8. The cooking apparatus according to any one of claims 1 to 4, characterized in that, The first impeller includes a first connecting portion and a plurality of first blades surrounding the periphery of the first connecting portion. Each first blade includes a first body and a flange. The first body is parallel to the mounting side plate, and the flange is set at an angle to the first body. The flange is located on one side of the first body along the rotation direction of the first impeller.

9. The cooking apparatus according to any one of claims 1 to 4, characterized in that, The heating device is arranged in a ring around the outer periphery of the first impeller, and the heating device is located between the first impeller and the second impeller.

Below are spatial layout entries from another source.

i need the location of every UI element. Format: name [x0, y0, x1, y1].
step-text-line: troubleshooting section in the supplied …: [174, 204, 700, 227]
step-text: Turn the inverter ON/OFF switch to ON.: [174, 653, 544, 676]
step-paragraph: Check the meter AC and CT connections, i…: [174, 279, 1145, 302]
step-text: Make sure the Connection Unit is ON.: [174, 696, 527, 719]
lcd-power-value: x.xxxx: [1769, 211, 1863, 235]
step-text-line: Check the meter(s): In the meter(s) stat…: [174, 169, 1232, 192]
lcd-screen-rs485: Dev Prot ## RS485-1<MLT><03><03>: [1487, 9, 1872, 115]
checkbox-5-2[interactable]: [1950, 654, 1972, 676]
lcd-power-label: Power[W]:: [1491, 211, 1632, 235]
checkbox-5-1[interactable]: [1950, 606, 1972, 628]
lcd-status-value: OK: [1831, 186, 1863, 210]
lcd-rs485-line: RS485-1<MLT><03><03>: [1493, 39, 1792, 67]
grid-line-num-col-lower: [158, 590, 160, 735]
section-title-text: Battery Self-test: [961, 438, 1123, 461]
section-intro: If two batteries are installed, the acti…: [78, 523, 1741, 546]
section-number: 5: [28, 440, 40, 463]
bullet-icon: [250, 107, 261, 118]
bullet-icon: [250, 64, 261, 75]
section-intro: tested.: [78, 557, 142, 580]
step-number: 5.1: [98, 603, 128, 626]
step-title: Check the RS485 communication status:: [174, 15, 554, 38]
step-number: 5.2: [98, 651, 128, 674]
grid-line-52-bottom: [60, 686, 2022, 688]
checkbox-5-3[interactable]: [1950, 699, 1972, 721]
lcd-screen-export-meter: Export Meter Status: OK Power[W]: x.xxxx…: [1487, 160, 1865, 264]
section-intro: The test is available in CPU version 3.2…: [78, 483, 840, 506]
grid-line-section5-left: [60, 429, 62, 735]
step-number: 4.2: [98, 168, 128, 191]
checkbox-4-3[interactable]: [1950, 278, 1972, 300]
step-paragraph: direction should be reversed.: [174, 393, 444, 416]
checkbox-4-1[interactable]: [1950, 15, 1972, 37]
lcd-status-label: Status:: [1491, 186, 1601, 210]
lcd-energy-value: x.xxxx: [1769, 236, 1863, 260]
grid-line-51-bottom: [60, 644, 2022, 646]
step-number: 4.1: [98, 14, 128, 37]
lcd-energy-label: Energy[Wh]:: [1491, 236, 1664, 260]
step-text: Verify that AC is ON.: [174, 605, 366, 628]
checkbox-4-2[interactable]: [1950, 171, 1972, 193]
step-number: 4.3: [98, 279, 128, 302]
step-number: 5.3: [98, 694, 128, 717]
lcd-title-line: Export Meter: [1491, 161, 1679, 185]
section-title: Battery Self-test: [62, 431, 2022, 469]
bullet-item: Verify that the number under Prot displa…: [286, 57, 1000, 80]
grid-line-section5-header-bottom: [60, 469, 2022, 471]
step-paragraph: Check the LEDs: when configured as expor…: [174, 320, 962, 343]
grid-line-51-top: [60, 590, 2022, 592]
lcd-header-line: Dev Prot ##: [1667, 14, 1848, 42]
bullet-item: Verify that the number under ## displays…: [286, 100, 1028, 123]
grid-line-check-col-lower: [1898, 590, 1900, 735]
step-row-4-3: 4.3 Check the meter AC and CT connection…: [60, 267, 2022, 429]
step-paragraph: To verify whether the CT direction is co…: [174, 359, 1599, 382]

10. The cooking apparatus according to any one of claims 1 to 4, characterized in that, The heating cover plate includes a first connecting plate, which protrudes to the side away from the mounting side plate to form a first protrusion. A first groove is formed on the side of the first connecting plate facing the mounting side plate corresponding to the position of the first protrusion. The first connecting plate and the mounting side plate are detachably connected, and a sealing ring is provided between them.